34 millions d’euros pour soutenir les investissements agricoles via le FEADER, en lien avec les Régions. Ce financement concerne notamment des projets en lien avec l’adaptation au changement climatique, la réduction des intrants ou encore l’autonomie énergétique.
Ces aides visent à accompagner la montée en résilience du modèle agricole français, tout en respectant les équilibres territoriaux et économiques.
Une stratégie d’équilibre, entre pragmatisme budgétaire et signaux politiques
Cette révision de la PAC française ne bouleverse pas la philosophie initiale du PSN, mais elle en corrige les angles morts. Elle entérine notamment l’échec relatif du pari sur la croissance du bio, tout en refusant de tirer un trait sur ses acquis. Elle valorise les jeunes, les petites structures, les systèmes herbagés, et redonne un souffle aux filières souvent laissées en marge des grandes dynamiques agricoles.
Le tout, sans injection de fonds nouveaux, mais par un redéploiement budgétaire stratégique.
Ces ajustements seront soumis à la Commission européenne courant juillet. S’ils sont validés, leur mise en œuvre concernera les campagnes 2026 et 2027.
En synthèse : où vont les 257 millions d’euros ?
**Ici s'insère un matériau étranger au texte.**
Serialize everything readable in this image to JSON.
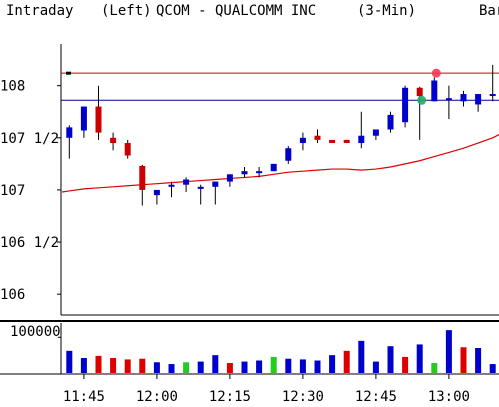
{
  "header": {
    "mode": "Intraday",
    "axis_side": "(Left)",
    "symbol_title": "QCOM - QUALCOMM INC",
    "interval": "(3-Min)",
    "right_label": "Bar"
  },
  "colors": {
    "up_bar": "#0000cc",
    "down_bar": "#cc0000",
    "ma_line": "#dd0000",
    "red_hline": "#cc0000",
    "blue_hline": "#000099",
    "vol_up": "#0000cc",
    "vol_down": "#dd0000",
    "vol_flat": "#22cc22",
    "marker_red": "#ff3355",
    "marker_green": "#22aa66"
  },
  "chart_data": [
    {
      "type": "candlestick",
      "title": "QCOM - QUALCOMM INC (3-Min)",
      "ylim": [
        105.8,
        108.4
      ],
      "y_ticks": [
        {
          "value": 108,
          "label": "108"
        },
        {
          "value": 107.5,
          "label": "107 1/2"
        },
        {
          "value": 107,
          "label": "107"
        },
        {
          "value": 106.5,
          "label": "106 1/2"
        },
        {
          "value": 106,
          "label": "106"
        }
      ],
      "x_ticks": [
        {
          "bar": 1,
          "label": "11:45"
        },
        {
          "bar": 6,
          "label": "12:00"
        },
        {
          "bar": 11,
          "label": "12:15"
        },
        {
          "bar": 16,
          "label": "12:30"
        },
        {
          "bar": 21,
          "label": "12:45"
        },
        {
          "bar": 26,
          "label": "13:00"
        }
      ],
      "bars": [
        {
          "o": 107.5,
          "h": 107.62,
          "l": 107.3,
          "c": 107.6
        },
        {
          "o": 107.57,
          "h": 107.8,
          "l": 107.5,
          "c": 107.8
        },
        {
          "o": 107.8,
          "h": 108.0,
          "l": 107.48,
          "c": 107.55
        },
        {
          "o": 107.5,
          "h": 107.55,
          "l": 107.38,
          "c": 107.45
        },
        {
          "o": 107.45,
          "h": 107.48,
          "l": 107.3,
          "c": 107.33
        },
        {
          "o": 107.23,
          "h": 107.24,
          "l": 106.85,
          "c": 107.0
        },
        {
          "o": 106.95,
          "h": 107.0,
          "l": 106.86,
          "c": 107.0
        },
        {
          "o": 107.03,
          "h": 107.08,
          "l": 106.93,
          "c": 107.05
        },
        {
          "o": 107.05,
          "h": 107.12,
          "l": 106.98,
          "c": 107.1
        },
        {
          "o": 107.01,
          "h": 107.05,
          "l": 106.86,
          "c": 107.03
        },
        {
          "o": 107.03,
          "h": 107.08,
          "l": 106.86,
          "c": 107.08
        },
        {
          "o": 107.08,
          "h": 107.15,
          "l": 107.03,
          "c": 107.15
        },
        {
          "o": 107.15,
          "h": 107.22,
          "l": 107.12,
          "c": 107.18
        },
        {
          "o": 107.18,
          "h": 107.22,
          "l": 107.12,
          "c": 107.18
        },
        {
          "o": 107.18,
          "h": 107.25,
          "l": 107.18,
          "c": 107.25
        },
        {
          "o": 107.28,
          "h": 107.42,
          "l": 107.25,
          "c": 107.4
        },
        {
          "o": 107.45,
          "h": 107.55,
          "l": 107.38,
          "c": 107.5
        },
        {
          "o": 107.52,
          "h": 107.58,
          "l": 107.45,
          "c": 107.48
        },
        {
          "o": 107.48,
          "h": 107.48,
          "l": 107.45,
          "c": 107.45
        },
        {
          "o": 107.48,
          "h": 107.48,
          "l": 107.45,
          "c": 107.45
        },
        {
          "o": 107.45,
          "h": 107.75,
          "l": 107.4,
          "c": 107.52
        },
        {
          "o": 107.52,
          "h": 107.58,
          "l": 107.48,
          "c": 107.58
        },
        {
          "o": 107.58,
          "h": 107.75,
          "l": 107.55,
          "c": 107.72
        },
        {
          "o": 107.65,
          "h": 108.0,
          "l": 107.6,
          "c": 107.98
        },
        {
          "o": 107.98,
          "h": 107.99,
          "l": 107.48,
          "c": 107.9
        },
        {
          "o": 107.85,
          "h": 108.08,
          "l": 107.85,
          "c": 108.05
        },
        {
          "o": 107.88,
          "h": 108.0,
          "l": 107.68,
          "c": 107.88
        },
        {
          "o": 107.85,
          "h": 107.95,
          "l": 107.8,
          "c": 107.92
        },
        {
          "o": 107.82,
          "h": 107.92,
          "l": 107.75,
          "c": 107.92
        },
        {
          "o": 107.92,
          "h": 108.2,
          "l": 107.85,
          "c": 107.92
        }
      ],
      "moving_average": [
        106.99,
        107.01,
        107.02,
        107.03,
        107.04,
        107.05,
        107.06,
        107.07,
        107.08,
        107.09,
        107.1,
        107.11,
        107.12,
        107.13,
        107.15,
        107.17,
        107.18,
        107.19,
        107.2,
        107.2,
        107.19,
        107.2,
        107.22,
        107.25,
        107.28,
        107.32,
        107.36,
        107.4,
        107.45,
        107.5
      ],
      "horizontal_lines": [
        {
          "value": 108.12,
          "color": "red"
        },
        {
          "value": 107.86,
          "color": "blue"
        }
      ],
      "markers": [
        {
          "bar": 25,
          "value": 108.12,
          "color": "red"
        },
        {
          "bar": 24,
          "value": 107.86,
          "color": "green"
        }
      ]
    },
    {
      "type": "bar",
      "ylabel_tick": "100000",
      "tick_value": 100000,
      "ylim": [
        0,
        140000
      ],
      "values": [
        62000,
        42000,
        48000,
        42000,
        38000,
        40000,
        30000,
        25000,
        30000,
        32000,
        50000,
        28000,
        32000,
        35000,
        45000,
        40000,
        38000,
        35000,
        50000,
        62000,
        90000,
        32000,
        75000,
        45000,
        80000,
        28000,
        120000,
        72000,
        70000,
        25000
      ],
      "colors": [
        "up",
        "up",
        "down",
        "down",
        "down",
        "down",
        "up",
        "up",
        "flat",
        "up",
        "up",
        "down",
        "up",
        "up",
        "flat",
        "up",
        "up",
        "up",
        "up",
        "down",
        "up",
        "up",
        "up",
        "down",
        "up",
        "flat",
        "up",
        "down",
        "up",
        "up"
      ]
    }
  ]
}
Destination | Montant total (2026–2027) |
---|---|
Revalorisation de l’écorégime bio | 108 M€ |
Aide aux jeunes agriculteurs | 55 M€ |
Paiement redistributif (52 premiers ha) | 20 M€ |
Aide couplée à la filière ovine | 15,2 M€ |
Aide couplée au blé dur | 15 M€ |
Programme sectoriel lait bio | 12 M€ |
MAEC (pâturage et zones intermédiaires) | 33 M€ |
Investissements via le FEADER | 34 M€ |
Conclusion
À travers cette révision de la PAC, le ministère de l’Agriculture envoie un message politique fort : la transition ne peut pas reposer uniquement sur des objectifs de surface ou des effets d’annonce. Elle doit passer par des mesures ciblées, adaptées à la réalité des exploitations, et porter une attention particulière au renouvellement des générations, à la diversité des modèles agricoles, et à la résilience territoriale.
Une politique qui se veut plus lisible, plus efficace — et, peut-être, plus proche des besoins réels du terrain.